As with other strong pain relievers, such as codeine, Tramadol is used to treat mild to severe pain. For some people who have not yet experienced excruciating pain, they may not be familiar with the strength of codeine and Tramadol. Codeine is pretty strong but Tramadol is even stronger. The two do both come with the same type of SNRI and antinociceptive effects. Tramadol and the stripped-down form of codeine have similar structures. They have the 3-methyl ether cluster. The two medications follow one hepatic pathway, which means that the two are enacted by the same enzyme from the liver.

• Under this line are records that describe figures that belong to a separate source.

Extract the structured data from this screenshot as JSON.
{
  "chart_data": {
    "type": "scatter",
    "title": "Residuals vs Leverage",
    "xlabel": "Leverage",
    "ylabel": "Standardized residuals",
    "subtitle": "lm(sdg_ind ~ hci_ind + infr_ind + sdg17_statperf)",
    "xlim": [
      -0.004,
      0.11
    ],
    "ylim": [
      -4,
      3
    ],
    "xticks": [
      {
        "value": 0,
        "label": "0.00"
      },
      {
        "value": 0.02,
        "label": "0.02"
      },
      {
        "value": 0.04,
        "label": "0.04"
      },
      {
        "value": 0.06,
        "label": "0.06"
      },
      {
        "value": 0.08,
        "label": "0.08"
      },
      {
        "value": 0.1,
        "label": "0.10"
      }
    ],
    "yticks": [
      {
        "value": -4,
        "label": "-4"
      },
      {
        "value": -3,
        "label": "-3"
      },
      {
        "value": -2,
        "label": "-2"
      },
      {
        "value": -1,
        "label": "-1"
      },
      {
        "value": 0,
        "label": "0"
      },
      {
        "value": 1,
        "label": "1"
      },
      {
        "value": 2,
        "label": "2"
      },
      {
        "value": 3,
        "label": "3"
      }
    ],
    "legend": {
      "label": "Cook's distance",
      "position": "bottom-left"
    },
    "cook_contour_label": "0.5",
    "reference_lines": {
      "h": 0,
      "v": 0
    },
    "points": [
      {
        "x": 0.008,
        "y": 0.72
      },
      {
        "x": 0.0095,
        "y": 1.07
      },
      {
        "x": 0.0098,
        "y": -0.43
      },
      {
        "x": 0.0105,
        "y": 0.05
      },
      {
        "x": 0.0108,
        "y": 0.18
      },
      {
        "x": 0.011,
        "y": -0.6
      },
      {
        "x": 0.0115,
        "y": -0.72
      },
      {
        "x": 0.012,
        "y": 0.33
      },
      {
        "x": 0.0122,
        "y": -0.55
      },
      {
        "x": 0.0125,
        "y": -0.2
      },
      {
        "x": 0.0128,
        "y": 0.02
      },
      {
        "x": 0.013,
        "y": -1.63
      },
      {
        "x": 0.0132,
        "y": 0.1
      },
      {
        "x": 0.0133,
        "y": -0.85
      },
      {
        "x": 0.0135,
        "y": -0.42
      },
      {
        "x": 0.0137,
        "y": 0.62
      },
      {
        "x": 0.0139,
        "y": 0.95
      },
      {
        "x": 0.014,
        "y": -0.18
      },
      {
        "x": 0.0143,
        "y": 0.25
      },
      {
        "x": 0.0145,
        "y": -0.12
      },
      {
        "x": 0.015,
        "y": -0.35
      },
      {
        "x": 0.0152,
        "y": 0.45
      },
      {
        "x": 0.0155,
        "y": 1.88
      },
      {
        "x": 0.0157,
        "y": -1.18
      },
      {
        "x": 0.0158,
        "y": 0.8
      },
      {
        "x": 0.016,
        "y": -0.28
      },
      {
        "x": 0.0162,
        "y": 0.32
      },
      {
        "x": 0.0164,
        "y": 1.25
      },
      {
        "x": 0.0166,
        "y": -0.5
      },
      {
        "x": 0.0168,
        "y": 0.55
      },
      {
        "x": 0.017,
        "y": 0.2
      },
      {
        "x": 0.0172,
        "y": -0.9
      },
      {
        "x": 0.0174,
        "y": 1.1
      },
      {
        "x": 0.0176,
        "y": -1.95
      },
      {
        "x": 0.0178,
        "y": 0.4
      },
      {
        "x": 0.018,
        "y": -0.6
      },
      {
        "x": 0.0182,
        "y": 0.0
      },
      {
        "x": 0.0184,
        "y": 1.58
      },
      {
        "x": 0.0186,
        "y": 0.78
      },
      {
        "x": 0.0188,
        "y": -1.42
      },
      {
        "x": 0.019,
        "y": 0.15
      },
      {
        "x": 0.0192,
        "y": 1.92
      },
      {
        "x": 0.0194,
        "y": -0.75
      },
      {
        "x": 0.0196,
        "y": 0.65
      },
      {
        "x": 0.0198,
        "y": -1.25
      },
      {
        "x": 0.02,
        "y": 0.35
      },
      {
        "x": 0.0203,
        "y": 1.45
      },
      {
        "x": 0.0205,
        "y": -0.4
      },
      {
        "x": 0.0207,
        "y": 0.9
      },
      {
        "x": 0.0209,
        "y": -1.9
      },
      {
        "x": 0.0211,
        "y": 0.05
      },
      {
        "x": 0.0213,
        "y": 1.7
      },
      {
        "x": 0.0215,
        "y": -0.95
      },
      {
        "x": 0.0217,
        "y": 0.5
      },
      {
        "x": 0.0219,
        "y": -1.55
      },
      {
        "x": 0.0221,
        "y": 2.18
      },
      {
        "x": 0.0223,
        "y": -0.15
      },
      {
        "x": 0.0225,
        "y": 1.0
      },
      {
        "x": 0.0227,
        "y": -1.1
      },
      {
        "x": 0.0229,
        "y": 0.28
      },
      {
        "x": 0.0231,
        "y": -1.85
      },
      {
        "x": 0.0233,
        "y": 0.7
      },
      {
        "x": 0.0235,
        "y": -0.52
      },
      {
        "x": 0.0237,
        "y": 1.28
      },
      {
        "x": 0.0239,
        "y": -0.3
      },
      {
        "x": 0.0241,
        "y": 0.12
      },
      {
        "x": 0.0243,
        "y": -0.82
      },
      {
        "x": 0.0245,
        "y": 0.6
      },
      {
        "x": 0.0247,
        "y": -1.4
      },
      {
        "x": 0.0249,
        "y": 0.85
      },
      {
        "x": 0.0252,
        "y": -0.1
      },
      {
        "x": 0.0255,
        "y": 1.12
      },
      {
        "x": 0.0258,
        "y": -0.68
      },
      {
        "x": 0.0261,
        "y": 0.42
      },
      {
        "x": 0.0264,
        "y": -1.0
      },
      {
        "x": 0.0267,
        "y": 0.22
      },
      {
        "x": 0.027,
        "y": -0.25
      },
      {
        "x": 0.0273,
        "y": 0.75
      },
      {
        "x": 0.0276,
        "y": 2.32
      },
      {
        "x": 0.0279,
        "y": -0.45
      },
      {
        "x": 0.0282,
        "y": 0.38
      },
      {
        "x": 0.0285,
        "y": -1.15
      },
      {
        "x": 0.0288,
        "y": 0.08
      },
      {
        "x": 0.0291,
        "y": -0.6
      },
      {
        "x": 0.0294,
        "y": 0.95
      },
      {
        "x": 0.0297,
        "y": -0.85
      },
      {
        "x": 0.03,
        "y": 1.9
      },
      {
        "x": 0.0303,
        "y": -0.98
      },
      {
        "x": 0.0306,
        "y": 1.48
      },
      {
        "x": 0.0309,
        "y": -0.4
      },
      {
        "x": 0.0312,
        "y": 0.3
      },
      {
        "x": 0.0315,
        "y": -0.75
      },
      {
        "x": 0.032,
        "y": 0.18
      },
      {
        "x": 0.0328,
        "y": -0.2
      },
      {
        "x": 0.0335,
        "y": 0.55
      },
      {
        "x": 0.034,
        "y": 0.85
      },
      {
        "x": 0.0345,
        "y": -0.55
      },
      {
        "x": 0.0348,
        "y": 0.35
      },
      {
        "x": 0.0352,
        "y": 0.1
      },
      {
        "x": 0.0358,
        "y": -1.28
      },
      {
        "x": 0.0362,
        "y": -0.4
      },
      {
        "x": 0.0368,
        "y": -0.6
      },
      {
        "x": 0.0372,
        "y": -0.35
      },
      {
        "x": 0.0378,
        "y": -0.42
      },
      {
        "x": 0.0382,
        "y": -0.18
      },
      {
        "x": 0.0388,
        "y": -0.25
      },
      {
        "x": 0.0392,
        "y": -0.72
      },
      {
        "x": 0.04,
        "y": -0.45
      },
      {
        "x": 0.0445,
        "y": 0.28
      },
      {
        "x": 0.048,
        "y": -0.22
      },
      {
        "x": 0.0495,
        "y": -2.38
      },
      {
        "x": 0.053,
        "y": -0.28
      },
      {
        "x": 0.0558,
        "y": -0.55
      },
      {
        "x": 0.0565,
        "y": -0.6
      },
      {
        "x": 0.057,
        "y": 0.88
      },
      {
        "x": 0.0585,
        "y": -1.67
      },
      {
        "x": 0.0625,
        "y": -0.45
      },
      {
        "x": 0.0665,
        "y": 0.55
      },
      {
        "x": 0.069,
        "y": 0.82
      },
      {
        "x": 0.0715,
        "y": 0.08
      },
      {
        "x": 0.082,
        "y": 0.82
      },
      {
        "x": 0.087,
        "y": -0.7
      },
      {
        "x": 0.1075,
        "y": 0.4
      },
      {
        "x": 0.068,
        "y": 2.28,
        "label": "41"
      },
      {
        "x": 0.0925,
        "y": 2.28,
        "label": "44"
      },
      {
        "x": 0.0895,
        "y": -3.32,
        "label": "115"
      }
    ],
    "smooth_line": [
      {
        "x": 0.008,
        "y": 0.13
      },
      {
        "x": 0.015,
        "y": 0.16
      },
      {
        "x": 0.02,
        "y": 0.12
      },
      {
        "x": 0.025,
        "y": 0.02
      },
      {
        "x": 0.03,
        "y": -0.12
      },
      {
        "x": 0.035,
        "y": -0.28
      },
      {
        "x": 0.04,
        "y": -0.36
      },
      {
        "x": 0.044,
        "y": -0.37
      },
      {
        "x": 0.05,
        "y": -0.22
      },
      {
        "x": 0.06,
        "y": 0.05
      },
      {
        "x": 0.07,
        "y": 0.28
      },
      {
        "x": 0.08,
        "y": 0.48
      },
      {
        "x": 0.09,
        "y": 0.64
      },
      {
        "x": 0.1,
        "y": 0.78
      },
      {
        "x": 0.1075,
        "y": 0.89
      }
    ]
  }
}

Even with the similarities mentioned between codeine and Tramadol, the latter is closest to Tapentadol. Tapentadol, however, is weaker than the other two drugs when it comes to its opioid effect. It also does not have an ether cluster, being instead a phenol.
Despite the fact that Tramadol can alleviate anxiety and depression symptoms, as well as some phobias, physicians do not recommend it to be used as a psychiatric drug. Physicians believe that the prescription of drugs to treat emotional imbalances should be given out by licensed psychiatrists. They still believe that there is a drug that is specifically designed for a particular ailment.
The United States Food and Drug Administration (USFDA) sent Johnson & Johnson a warning back in May 2009 regarding the pharmaceutical’s/consumer goods manufacturer’s promotional website. According to the USFDA, the website had “overstated” Tramadol’s “efficacy” and has even downplayed the drug’s possible risks, which can be pretty serious. German pharmaceutical company, Grünenthal GmbH, is deemed responsible for “minimizing” the emphasis on Tramadol’s habit-forming nature.
Despite these controversies, preliminary tests reveal that the pharmaceutical has little abuse liability in the case of Tramadol. The pharmaceutical did learn from all the warnings, becoming more cautious, especially after a 2010 warning from the Physicians Desk Reference. As a result, there is a stronger emphasis on the drug’s habituating nature. Side effects have also been added to Tramadol’s description. One such example is the possibility of breathing difficulties. Further warnings declare that the drug cannot be taken as an opiate medication for addicts who are being treated. Moreover, the drug should not be taken for recreation purposes. Though Tramadol is usually marketed as a pain reliever with mere weak narcotic effect, it can actually be abused. More recent studies reveal that it actually works like morphine and that there have been actual reports of abuse.